Fundamentada na teoria da síndrome dolorosa de disfunção miofascial, a disfunção temporomandibular (DTM) ou desordem craniomandibular é um termo utilizado para reunir um grupo de alterações envolvendo as estruturas do sistema estomatognático (SEG) (Okeson, 1998). De etiologia complexa e multifatorial, envolve cerca de 30 a 60% da população adulta, com alta prevalência em mulheres de meia-idade (Lora et al., 2016; Bagis et al., 2012) forte conotação genética (Sanders et al., 2017; Gui e Rizzatti-Barbosa 2015; Segall et al., 2015; Meloto et al., 2011; Planello et al., 2011; Ribeiro-DaSilva et al., 2009), relaciona-se a pacientes mais sensíveis ao estresse, alterações psicosociais e catastrofismo (Lerman et al., 2018), e frequentemente se associa a outras patologias mutilantes com dor crônica (Pimentel, et al, 2016; Gui et al., 2015; Pimentel et al., 2013; Gui et al., 2013).
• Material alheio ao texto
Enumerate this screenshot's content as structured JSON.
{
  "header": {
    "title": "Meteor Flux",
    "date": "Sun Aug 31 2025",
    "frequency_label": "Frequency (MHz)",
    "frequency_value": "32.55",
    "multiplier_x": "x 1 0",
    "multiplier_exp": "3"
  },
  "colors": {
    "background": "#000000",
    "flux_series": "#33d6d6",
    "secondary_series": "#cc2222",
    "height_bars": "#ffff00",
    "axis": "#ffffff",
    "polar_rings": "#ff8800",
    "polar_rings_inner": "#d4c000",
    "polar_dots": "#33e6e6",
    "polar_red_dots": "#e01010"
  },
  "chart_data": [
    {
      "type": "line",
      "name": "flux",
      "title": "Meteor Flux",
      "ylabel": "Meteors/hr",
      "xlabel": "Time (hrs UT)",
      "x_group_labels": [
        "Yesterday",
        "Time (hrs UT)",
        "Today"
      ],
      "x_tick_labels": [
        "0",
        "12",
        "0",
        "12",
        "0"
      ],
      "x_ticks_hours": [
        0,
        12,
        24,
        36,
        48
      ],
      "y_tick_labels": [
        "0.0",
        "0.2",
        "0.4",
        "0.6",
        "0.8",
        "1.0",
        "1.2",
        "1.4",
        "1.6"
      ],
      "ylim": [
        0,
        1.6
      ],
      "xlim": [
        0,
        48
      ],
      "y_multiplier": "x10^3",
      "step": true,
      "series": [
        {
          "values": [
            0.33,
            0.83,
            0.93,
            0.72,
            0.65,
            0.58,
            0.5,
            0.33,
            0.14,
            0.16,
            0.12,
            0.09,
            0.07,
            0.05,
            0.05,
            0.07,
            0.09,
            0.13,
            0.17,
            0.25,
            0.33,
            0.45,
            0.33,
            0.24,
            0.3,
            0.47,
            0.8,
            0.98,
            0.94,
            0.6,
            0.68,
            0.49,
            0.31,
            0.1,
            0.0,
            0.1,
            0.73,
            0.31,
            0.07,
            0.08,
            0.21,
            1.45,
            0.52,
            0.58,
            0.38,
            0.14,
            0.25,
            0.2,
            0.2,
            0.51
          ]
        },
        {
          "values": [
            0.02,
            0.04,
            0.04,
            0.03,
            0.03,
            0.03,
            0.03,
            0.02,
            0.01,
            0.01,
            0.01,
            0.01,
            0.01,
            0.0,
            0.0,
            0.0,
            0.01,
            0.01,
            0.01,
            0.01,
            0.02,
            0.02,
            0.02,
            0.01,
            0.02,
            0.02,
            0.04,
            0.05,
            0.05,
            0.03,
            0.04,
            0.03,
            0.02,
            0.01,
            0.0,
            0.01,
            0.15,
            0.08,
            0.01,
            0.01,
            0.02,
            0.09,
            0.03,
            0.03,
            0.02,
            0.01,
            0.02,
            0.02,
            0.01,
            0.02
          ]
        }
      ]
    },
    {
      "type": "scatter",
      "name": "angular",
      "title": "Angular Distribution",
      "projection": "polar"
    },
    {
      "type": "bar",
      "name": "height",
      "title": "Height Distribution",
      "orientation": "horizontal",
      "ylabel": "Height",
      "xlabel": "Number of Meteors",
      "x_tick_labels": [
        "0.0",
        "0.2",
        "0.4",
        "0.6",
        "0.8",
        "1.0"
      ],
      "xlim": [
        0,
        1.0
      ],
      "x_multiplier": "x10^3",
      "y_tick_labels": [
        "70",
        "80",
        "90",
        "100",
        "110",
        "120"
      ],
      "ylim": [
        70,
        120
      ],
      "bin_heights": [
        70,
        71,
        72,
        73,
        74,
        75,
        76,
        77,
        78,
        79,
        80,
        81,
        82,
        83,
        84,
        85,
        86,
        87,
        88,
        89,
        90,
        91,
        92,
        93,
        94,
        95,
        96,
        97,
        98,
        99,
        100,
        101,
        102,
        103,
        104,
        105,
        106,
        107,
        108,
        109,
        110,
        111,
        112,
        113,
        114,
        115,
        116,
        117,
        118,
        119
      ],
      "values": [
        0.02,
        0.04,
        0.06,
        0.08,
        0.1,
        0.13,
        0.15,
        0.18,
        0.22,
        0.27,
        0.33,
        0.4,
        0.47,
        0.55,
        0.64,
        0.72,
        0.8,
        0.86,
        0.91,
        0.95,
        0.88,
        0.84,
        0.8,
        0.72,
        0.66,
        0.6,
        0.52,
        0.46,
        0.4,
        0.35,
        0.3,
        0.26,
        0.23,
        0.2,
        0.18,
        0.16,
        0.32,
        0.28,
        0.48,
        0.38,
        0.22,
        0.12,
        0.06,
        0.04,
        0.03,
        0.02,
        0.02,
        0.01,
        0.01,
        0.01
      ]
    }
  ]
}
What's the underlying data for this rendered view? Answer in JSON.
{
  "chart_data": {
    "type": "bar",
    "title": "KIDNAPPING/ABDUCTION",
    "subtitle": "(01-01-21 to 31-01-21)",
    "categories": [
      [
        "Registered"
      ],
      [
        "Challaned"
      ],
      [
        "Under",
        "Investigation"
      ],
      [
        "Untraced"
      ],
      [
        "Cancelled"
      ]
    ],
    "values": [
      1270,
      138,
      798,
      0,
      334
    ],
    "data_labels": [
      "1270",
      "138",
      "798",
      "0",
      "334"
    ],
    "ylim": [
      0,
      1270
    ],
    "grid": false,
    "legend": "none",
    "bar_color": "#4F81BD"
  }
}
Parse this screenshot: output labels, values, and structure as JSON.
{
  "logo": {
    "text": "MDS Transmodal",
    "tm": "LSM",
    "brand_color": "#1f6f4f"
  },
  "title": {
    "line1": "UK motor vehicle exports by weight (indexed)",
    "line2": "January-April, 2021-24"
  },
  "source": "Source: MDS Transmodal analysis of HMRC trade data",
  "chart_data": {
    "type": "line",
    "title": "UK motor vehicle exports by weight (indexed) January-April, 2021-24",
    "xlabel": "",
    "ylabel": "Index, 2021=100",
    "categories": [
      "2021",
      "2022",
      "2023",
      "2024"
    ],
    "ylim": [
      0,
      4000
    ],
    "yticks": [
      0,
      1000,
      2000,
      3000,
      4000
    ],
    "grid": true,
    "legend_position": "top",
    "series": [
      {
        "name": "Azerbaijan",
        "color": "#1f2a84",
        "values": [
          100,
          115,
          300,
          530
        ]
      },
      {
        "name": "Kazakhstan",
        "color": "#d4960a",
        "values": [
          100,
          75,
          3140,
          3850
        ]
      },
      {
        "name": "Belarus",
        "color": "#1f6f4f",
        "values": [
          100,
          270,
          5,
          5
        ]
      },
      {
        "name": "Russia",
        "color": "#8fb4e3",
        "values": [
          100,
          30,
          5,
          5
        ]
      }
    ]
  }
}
Pode acometer os músculos mastigatórios, as articulações temporomandibulares e estruturas adjacentes, podendo ser classificada como artrogênica, psicogênica e miogênica (Amantéa et al., 2003).

Os estágios iniciais da DTM costumam comprometer a musculatura mastigatória, principalmente músculos esqueléticos funcionais, como o masseter e o temporal.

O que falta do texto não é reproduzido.